DOCE: 6 DE FEBRERO. LAS ESPERA PENSANDO EN SUS TEMORES. DESPUÉS CONVERSA CON SELENE SOBRE SU CIUDAD Y SOBRE PERSONAS Y ANIMALES.

 

Cuando llegaron yo seguía sentada en el patio, casi muerta de miedo, sin motivos reales pero con el corazón acelerado. Había pasado muchas noches afuera, seguramente corriendo peligros verdaderos, pero mi terror era el encierro. El encierro solitario. Selene también tenía mala cara, esperó a que se fuera la abuela para decirme que no le gustaban las procesiones ni las velas ni esa gente. Dijo que los veía como a un rebaño sucio y apelmazado. Se sentó conmigo, a oscuras, en el patio.

 

—¿No has prendido las luces? Disculpa, me olvidé decirte que la Abuela corta la corriente principal cada vez que salimos.

 

De todas formas nos quedamos sentadas sin decir nada, sentí que entre las dos el silencio no pesaba. Le pasé el brazo por encima del hombro y le acaricié el pelo con una dulzura que yo nunca había sentido, como si fuera una hermana menor, como si fuera yo misma y pudiera acariciarme.
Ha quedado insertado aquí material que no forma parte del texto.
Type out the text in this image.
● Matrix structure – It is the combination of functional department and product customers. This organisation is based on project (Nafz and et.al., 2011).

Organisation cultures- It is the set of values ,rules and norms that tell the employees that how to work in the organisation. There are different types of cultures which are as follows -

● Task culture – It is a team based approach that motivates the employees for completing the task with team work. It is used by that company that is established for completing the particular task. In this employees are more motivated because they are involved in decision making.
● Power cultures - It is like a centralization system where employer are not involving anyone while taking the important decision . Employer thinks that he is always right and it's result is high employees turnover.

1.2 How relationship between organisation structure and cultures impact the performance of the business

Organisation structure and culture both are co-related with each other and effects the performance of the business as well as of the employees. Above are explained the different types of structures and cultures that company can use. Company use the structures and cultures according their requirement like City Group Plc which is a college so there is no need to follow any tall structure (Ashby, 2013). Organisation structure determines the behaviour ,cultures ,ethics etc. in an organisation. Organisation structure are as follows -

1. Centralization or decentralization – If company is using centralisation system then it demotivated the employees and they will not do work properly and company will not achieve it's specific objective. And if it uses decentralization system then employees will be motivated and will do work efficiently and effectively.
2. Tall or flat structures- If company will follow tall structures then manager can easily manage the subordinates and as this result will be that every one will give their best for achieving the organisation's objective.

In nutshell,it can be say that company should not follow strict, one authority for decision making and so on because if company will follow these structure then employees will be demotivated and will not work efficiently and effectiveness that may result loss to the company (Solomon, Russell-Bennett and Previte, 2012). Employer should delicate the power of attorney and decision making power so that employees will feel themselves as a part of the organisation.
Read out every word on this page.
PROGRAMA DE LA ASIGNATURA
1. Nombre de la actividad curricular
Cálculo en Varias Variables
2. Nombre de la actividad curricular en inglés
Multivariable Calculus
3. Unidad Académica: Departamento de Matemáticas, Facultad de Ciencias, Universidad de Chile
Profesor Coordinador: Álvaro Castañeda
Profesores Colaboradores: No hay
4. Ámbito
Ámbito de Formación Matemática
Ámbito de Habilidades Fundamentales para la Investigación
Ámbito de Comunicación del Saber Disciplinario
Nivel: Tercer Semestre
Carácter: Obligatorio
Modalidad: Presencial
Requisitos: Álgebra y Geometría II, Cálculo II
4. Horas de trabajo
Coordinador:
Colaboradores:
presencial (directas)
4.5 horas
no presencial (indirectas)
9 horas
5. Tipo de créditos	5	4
No sé por qué desde que la vi me sentí tan cerca de ella. No sabía aún explicarme en qué sentido, era raro, no teníamos nada en común, ella era una peruana de diecinueve años que yo recién conocía, un poco loca, con un niño imaginario. Ni siquiera sabía si era de verdad bailarina.

 

—Ya es hora de dormir... ¿mañana tu qué haces?

 

—Todavía no sé, tengo que pensarlo, pero no tengo sueño. Vos: ¿tenés que levantarte temprano?

 

—Sí, siempre me levanto temprano, pero ahora no sé, la Abuela dice que ya tengo que decidir si me caso o no. Ella sabe que sí quiero, pero insiste en que me tome más tiempo, dice que soy demasiado joven. Si me caso todo va a cambiar, no podría vivir con ella. Tendría que irme de Arequipa.

 

—Pero no podés vivir toda la vida con la Abuela. Digo… ella ya es grande. Tenés que pensar en el futuro.

 

—Si, lo sé. Debería estudiar inglés, ¿no crees? —pareció irónica—. Acá hay muchas agencias de turismo... vienen tantos extranjeros... Sabes, yo no quiero hacer eso toda la vida, a mí me gusta la danza.

 

—En mi ciudad también hay muchas agencias de turismo. Yo trabajé un tiempo en una, y en una chocolatería también, acá no hay, te gustarían si las vieras.

 

—¿Solo venden chocolate? ¿Nada más que chocolate? 

—Sí, y debe ser el más rico del mundo.

 

—¿Y la gente come sólo chocolates? ¿Nada más que chocolates? ¿Qué clase de gente se alimenta sólo de chocolates?

 

—Es la especialidad de mi zona, no quiere decir que coman sólo eso. ¿Te reís de mí?

 

—No, es que parece demasiado lujo, demasiado dulce, no se. Yo quiero quedarme aquí, este lugar es hermoso, Marina.

 

—Si, es bueno este lugar, el mío también, sólo que ahí todo es nuevo. Esa es la diferencia, acá se notan los años, ahí todo es nuevo.

 

—Bueno, pues las dos somos de la cordillera, pero a mí me gusta lo viejo. Me quedo con mi abuela y mi niño, para cuando decida nacer.

 

—Claro, pero si algún día querés conocer me avisás.

 

—Oye, Marina —cambió el tema y el tono de voz como una nena que pasa rápidamente de un cuento a otro—. Si en algún lugar de ti eres un animal: ¿cuál crees que eres? Yo pienso que la gente, cada uno tiene un animal adentro suyo. Yo soy leona o gata, por los ojos.

 

—No sé, puede ser que yo también sea uno de cuatro patas, un animal doméstico, yegua o perra, pero lo que quisiera es ser pájaro.

 

—Eso está bien, imagínate alguien que quiera ser abeja u hormiga... Qué raro, que fea persona una hormiga.

 

Hablaba como una nena y yo la trataba como a una nena, pero tal vez no era tan ingenuo eso de los animales, los únicos que puedo desear tienen viviendas: una yegua en su establo, una perra en su cucha, o, nunca voy a decírselo, una abeja amarilla en su panal.

 

—Ahora sí es hora de que nos vayamos a dormir, así mañana, si podés, me mostrás un poco de la ciudad.

 

—Bueno... tú sube que voy en un momento, luego de lavarme.